Große mediale Aufmerksamkeit erfuhr das Unternehmen vor einigen Monaten durch die Fertigung eines 7 m langen 60-bar-Druckbehälters mit 25 mm Wandstärke und 2,5 m Durchmesser für eine Windkanalanlage. Bei vollem Druck befindet sich fast eine Tonne Luft im Behälter, die auf Knopfdruck mit vierfacher Schallgeschwindigkeit durch den Windkanal schießt. Ein weiteres der großformatigen Werkstücke war ein 4,5 t schweres Statorgehäuse für Stromgeneratoren mit einem Durchmesser von 3,8 m und einer Höhe von 1,6 m. Die Roboter schweißen auch Autoklaven und andere Bauteile für thermische Prozesse, z. B. für Anlagen zur Desinfektion medizinischer Abfälle. Bei komplex gestalteten Behältern erweist es sich immer wieder von Vorteil, dass der Roboter in der Lage ist, bis zu 3 m tief in einem Rohr von 800 mm Durchmesser die Innennähte zu schweißen.

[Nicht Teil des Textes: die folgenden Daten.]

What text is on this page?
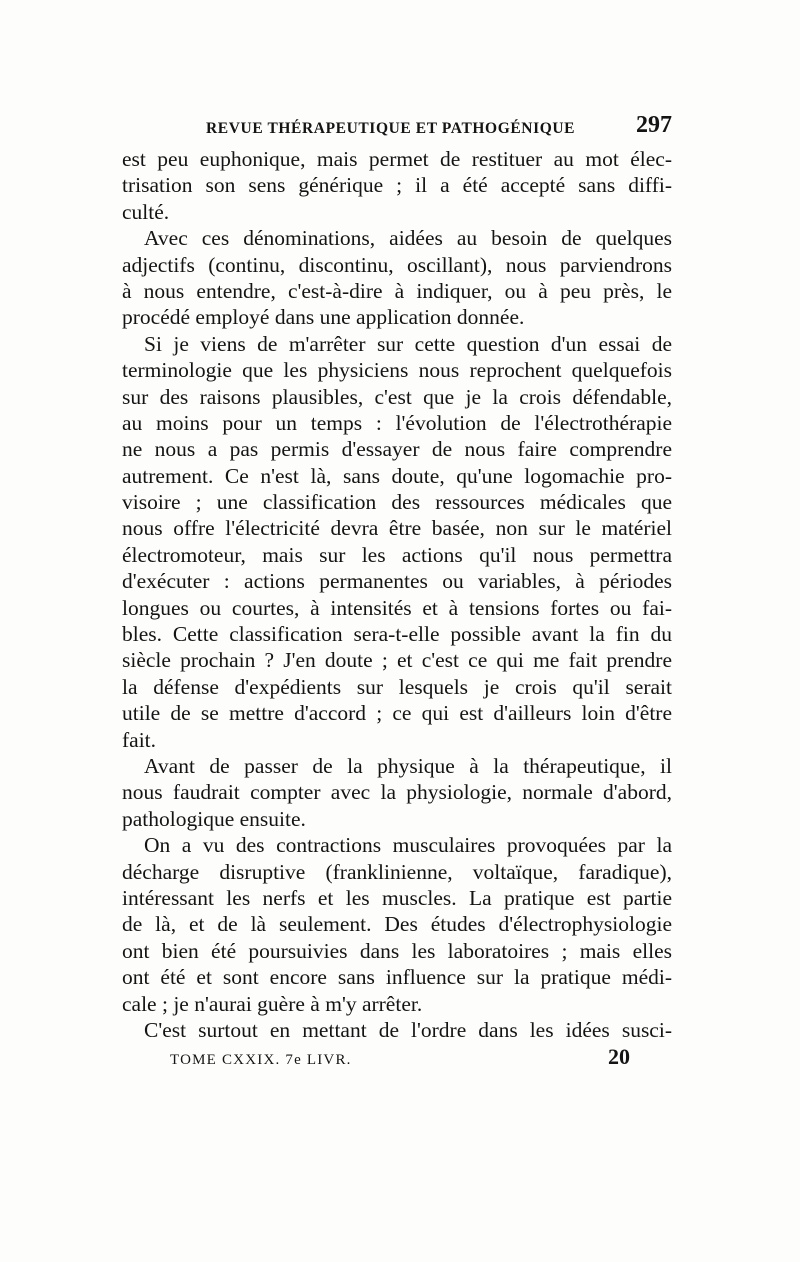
REVUE THÉRAPEUTIQUE ET PATHOGÉNIQUE	297
est peu euphonique, mais permet de restituer au mot élec-
trisation son sens générique ; il a été accepté sans diffi-
culté.
Avec ces dénominations, aidées au besoin de quelques
adjectifs (continu, discontinu, oscillant), nous parviendrons
à nous entendre, c'est-à-dire à indiquer, ou à peu près, le
procédé employé dans une application donnée.
Si je viens de m'arrêter sur cette question d'un essai de
terminologie que les physiciens nous reprochent quelquefois
sur des raisons plausibles, c'est que je la crois défendable,
au moins pour un temps : l'évolution de l'électrothérapie
ne nous a pas permis d'essayer de nous faire comprendre
autrement. Ce n'est là, sans doute, qu'une logomachie pro-
visoire ; une classification des ressources médicales que
nous offre l'électricité devra être basée, non sur le matériel
électromoteur, mais sur les actions qu'il nous permettra
d'exécuter : actions permanentes ou variables, à périodes
longues ou courtes, à intensités et à tensions fortes ou fai-
bles. Cette classification sera-t-elle possible avant la fin du
siècle prochain ? J'en doute ; et c'est ce qui me fait prendre
la défense d'expédients sur lesquels je crois qu'il serait
utile de se mettre d'accord ; ce qui est d'ailleurs loin d'être
fait.
Avant de passer de la physique à la thérapeutique, il
nous faudrait compter avec la physiologie, normale d'abord,
pathologique ensuite.
On a vu des contractions musculaires provoquées par la
décharge disruptive (franklinienne, voltaïque, faradique),
intéressant les nerfs et les muscles. La pratique est partie
de là, et de là seulement. Des études d'électrophysiologie
ont bien été poursuivies dans les laboratoires ; mais elles
ont été et sont encore sans influence sur la pratique médi-
cale ; je n'aurai guère à m'y arrêter.
C'est surtout en mettant de l'ordre dans les idées susci-
TOME CXXIX. 7e LIVR.	20
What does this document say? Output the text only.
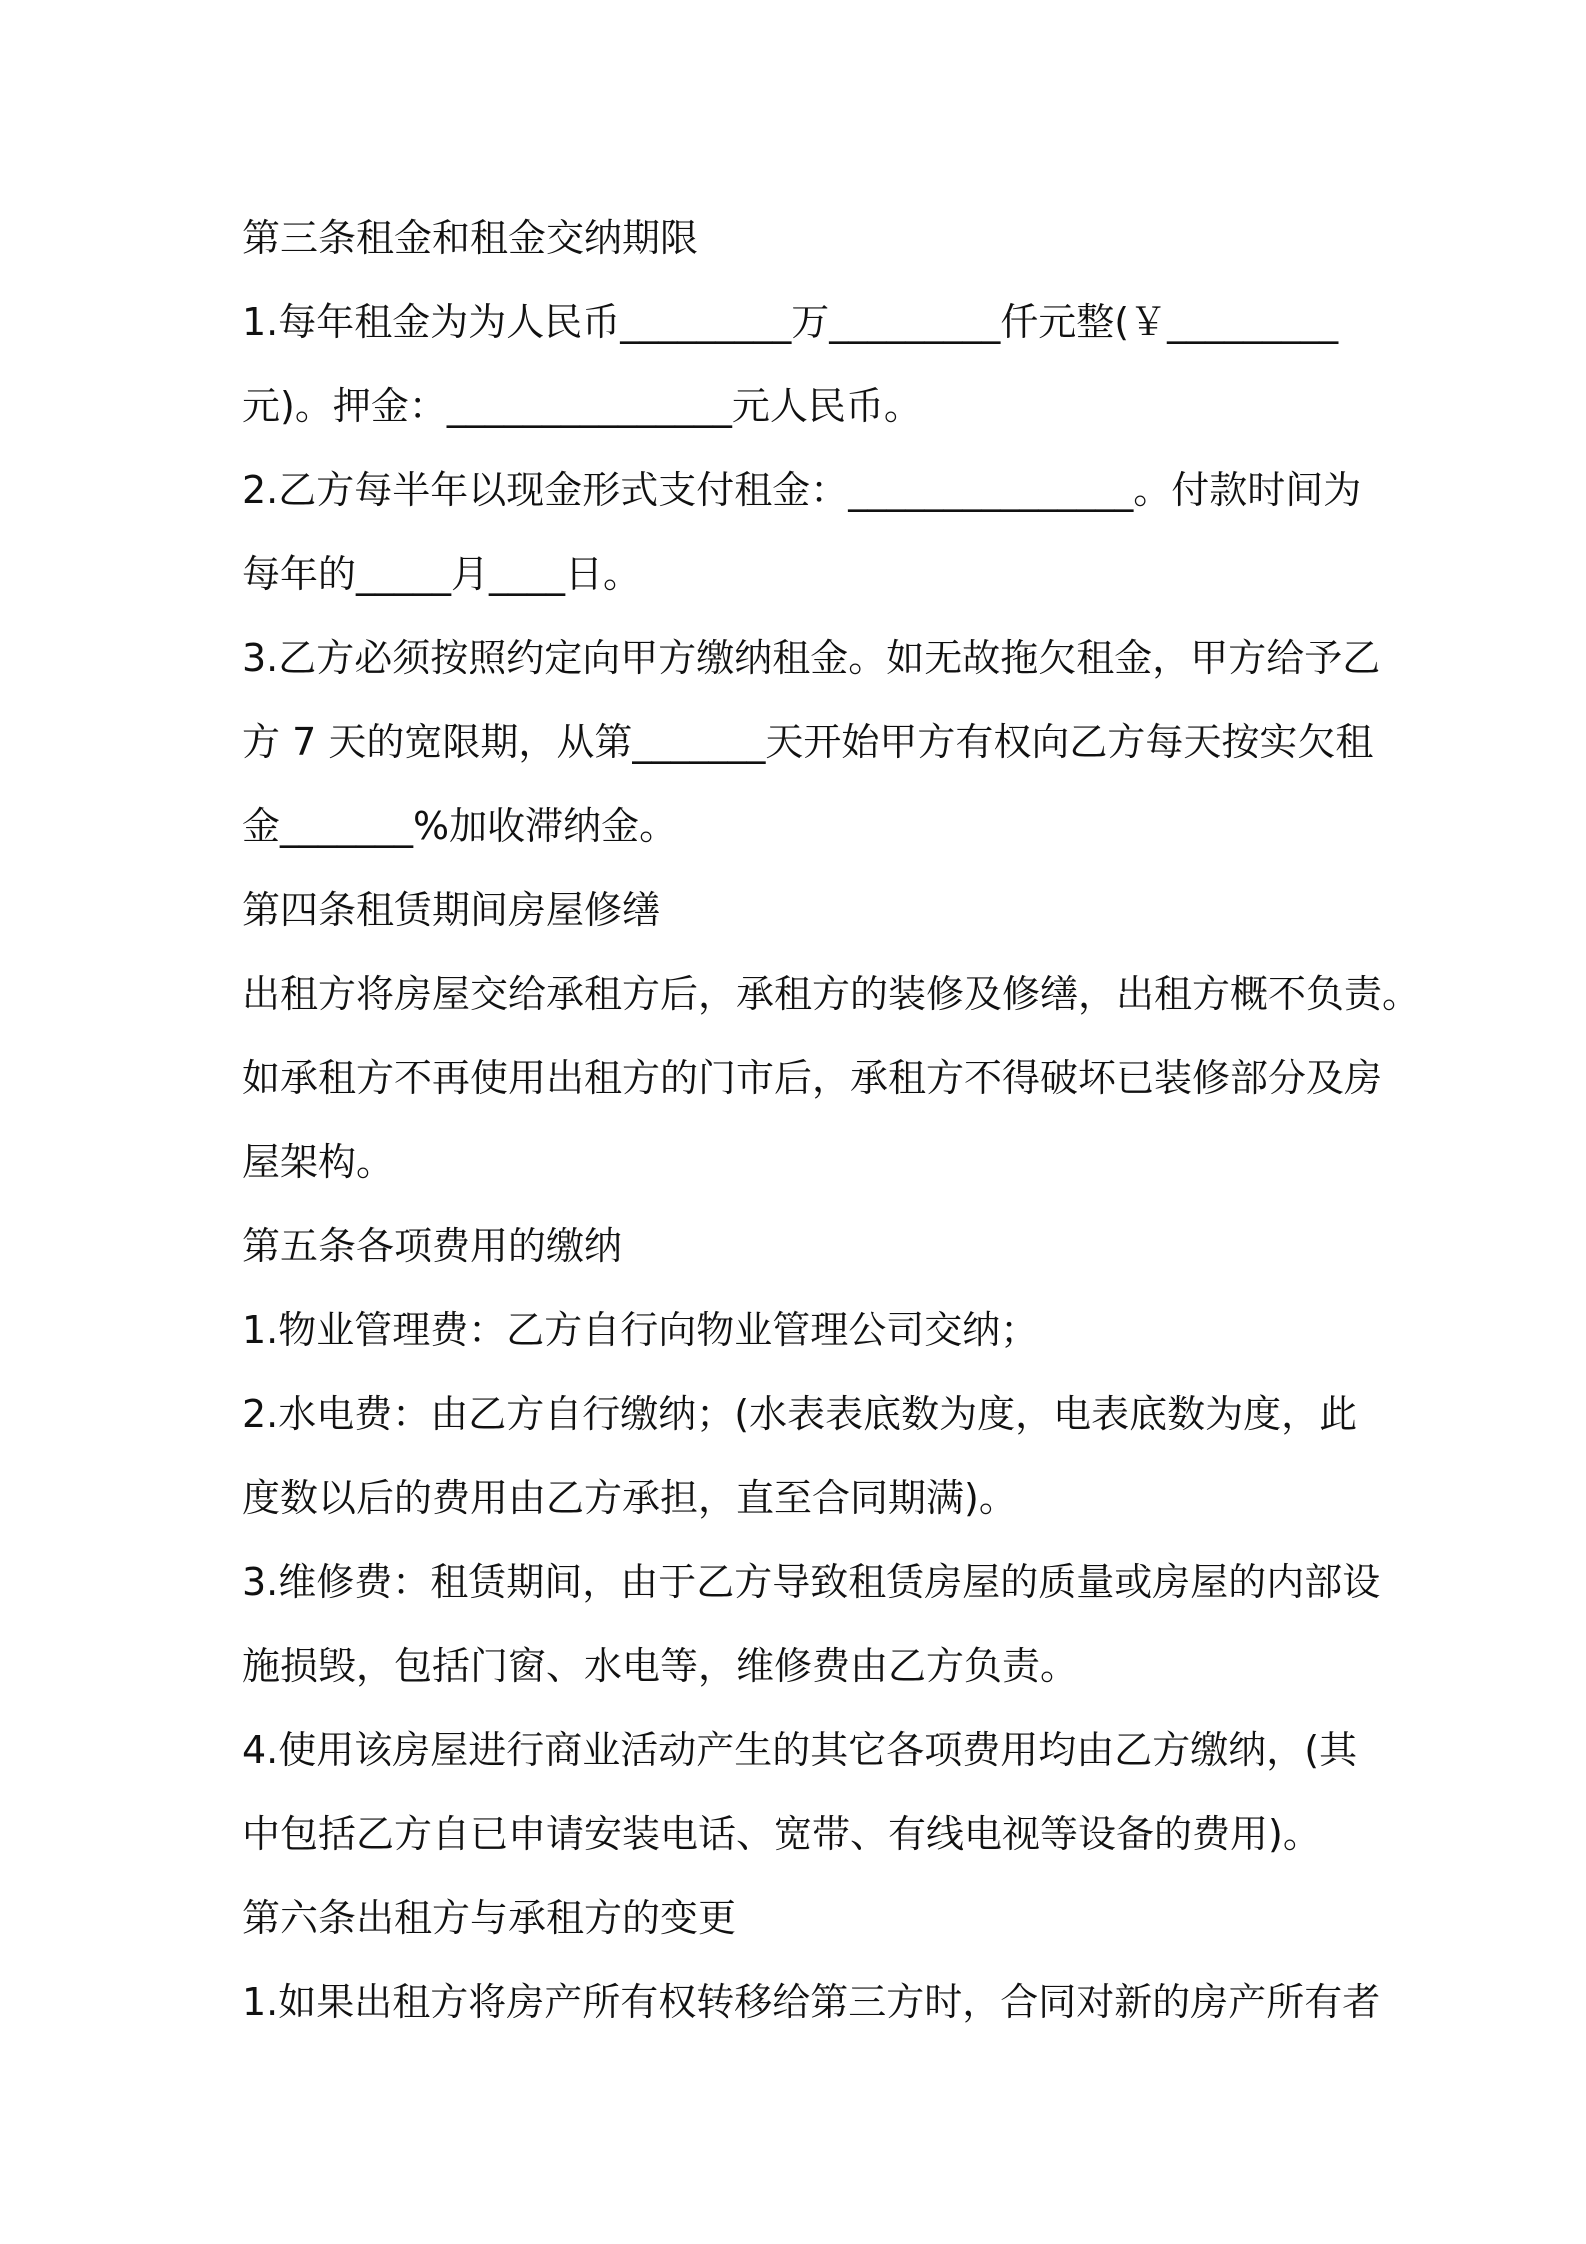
第三条租金和租金交纳期限
1.每年租金为为人民币_________万_________仟元整(￥_________
元)。押金：_______________元人民币。
2.乙方每半年以现金形式支付租金：_______________。付款时间为
每年的_____月____日。
3.乙方必须按照约定向甲方缴纳租金。如无故拖欠租金，甲方给予乙
方 7 天的宽限期，从第_______天开始甲方有权向乙方每天按实欠租
金_______%加收滞纳金。
第四条租赁期间房屋修缮
出租方将房屋交给承租方后，承租方的装修及修缮，出租方概不负责。
如承租方不再使用出租方的门市后，承租方不得破坏已装修部分及房
屋架构。
第五条各项费用的缴纳
1.物业管理费：乙方自行向物业管理公司交纳；
2.水电费：由乙方自行缴纳；(水表表底数为度，电表底数为度，此
度数以后的费用由乙方承担，直至合同期满)。
3.维修费：租赁期间，由于乙方导致租赁房屋的质量或房屋的内部设
施损毁，包括门窗、水电等，维修费由乙方负责。
4.使用该房屋进行商业活动产生的其它各项费用均由乙方缴纳，(其
中包括乙方自已申请安装电话、宽带、有线电视等设备的费用)。
第六条出租方与承租方的变更
1.如果出租方将房产所有权转移给第三方时，合同对新的房产所有者
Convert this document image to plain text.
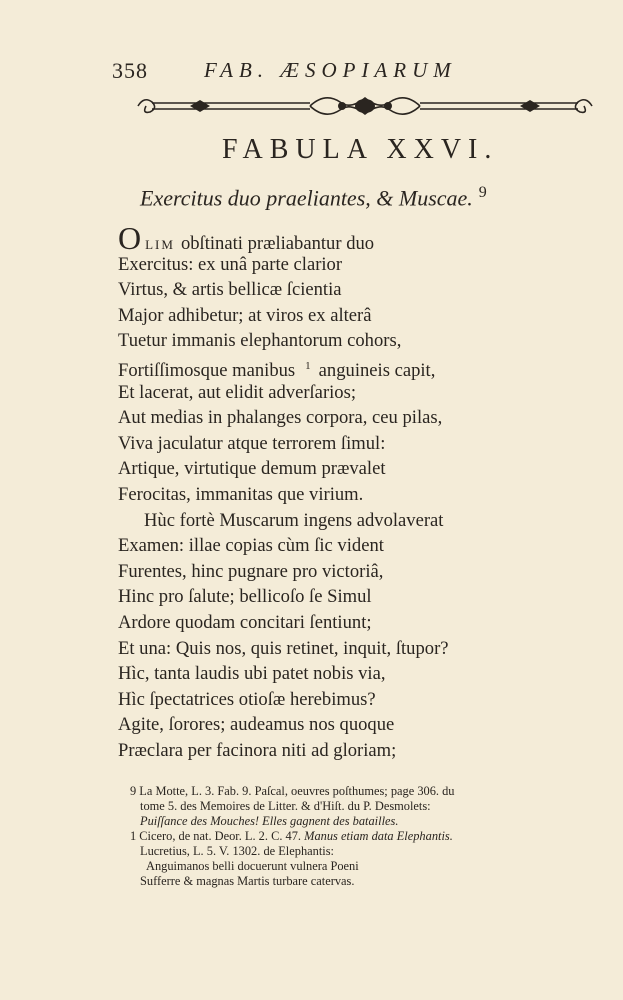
358	FAB. ÆSOPIARUM
FABULA XXVI.
Exercitus duo praeliantes, & Muscae. $^9$
OLIM obſtinati præliabantur duo
Exercitus: ex unâ parte clarior
Virtus, & artis bellicæ ſcientia
Major adhibetur; at viros ex alterâ
Tuetur immanis elephantorum cohors,
Fortiſſimosque manibus $^1$ anguineis capit,
Et lacerat, aut elidit adverſarios;
Aut medias in phalanges corpora, ceu pilas,
Viva jaculatur atque terrorem ſimul:
Artique, virtutique demum prævalet
Ferocitas, immanitas que virium.
Hùc fortè Muscarum ingens advolaverat
Examen: illae copias cùm ſic vident
Furentes, hinc pugnare pro victoriâ,
Hinc pro ſalute; bellicoſo ſe Simul
Ardore quodam concitari ſentiunt;
Et una: Quis nos, quis retinet, inquit, ſtupor?
Hìc, tanta laudis ubi patet nobis via,
Hìc ſpectatrices otioſæ herebimus?
Agite, ſorores; audeamus nos quoque
Præclara per facinora niti ad gloriam;
9 La Motte, L. 3. Fab. 9. Paſcal, oeuvres poſthumes; page 306. du
tome 5. des Memoires de Litter. & d'Hiſt. du P. Desmolets:
Puiſſance des Mouches! Elles gagnent des batailles.
1 Cicero, de nat. Deor. L. 2. C. 47. Manus etiam data Elephantis.
Lucretius, L. 5. V. 1302. de Elephantis:
Anguimanos belli docuerunt vulnera Poeni
Sufferre & magnas Martis turbare catervas.
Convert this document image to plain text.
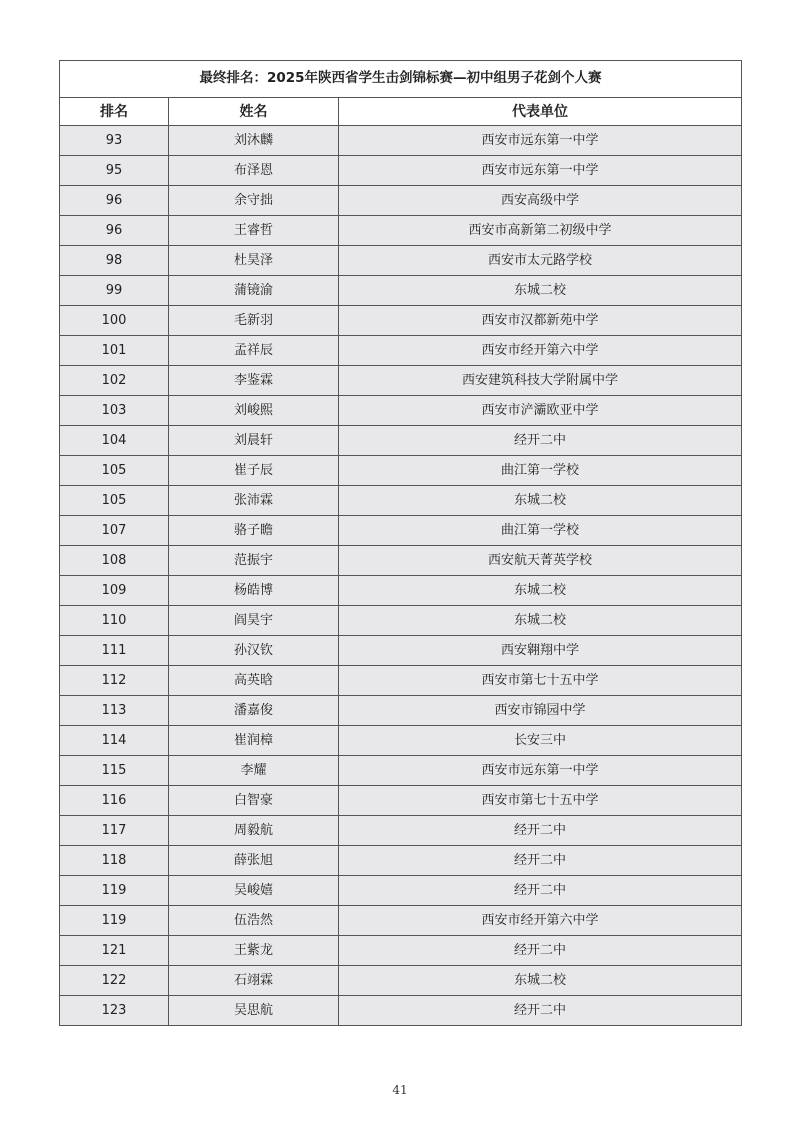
最终排名：2025年陕西省学生击剑锦标赛—初中组男子花剑个人赛		
排名	姓名	代表单位
93	刘沐麟	西安市远东第一中学
95	布泽恩	西安市远东第一中学
96	余守拙	西安高级中学
96	王睿哲	西安市高新第二初级中学
98	杜昊泽	西安市太元路学校
99	蒲镜渝	东城二校
100	毛新羽	西安市汉都新苑中学
101	孟祥辰	西安市经开第六中学
102	李鉴霖	西安建筑科技大学附属中学
103	刘峻熙	西安市浐灞欧亚中学
104	刘晨轩	经开二中
105	崔子辰	曲江第一学校
105	张沛霖	东城二校
107	骆子瞻	曲江第一学校
108	范振宇	西安航天菁英学校
109	杨皓博	东城二校
110	阎昊宇	东城二校
111	孙汉钦	西安翱翔中学
112	高英晗	西安市第七十五中学
113	潘嘉俊	西安市锦园中学
114	崔润樟	长安三中
115	李耀	西安市远东第一中学
116	白智豪	西安市第七十五中学
117	周毅航	经开二中
118	薛张旭	经开二中
119	吴峻嬉	经开二中
119	伍浩然	西安市经开第六中学
121	王紫龙	经开二中
122	石翊霖	东城二校
123	吴思航	经开二中
41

Gleiche Bedienoberfläche bei beiden Robotern
Entsprechend dem für sie vorgesehenen Fertigungsspektrum unterscheiden sich die beiden Roboteranlagen in mehreren Komponenten. So etwa sind die achsgesteuerten Längsschlittensysteme und die Quer- und Vertikalschlitten unterschiedlich dimensioniert, an dessen unterem Ende die Roboter hängend montiert sind.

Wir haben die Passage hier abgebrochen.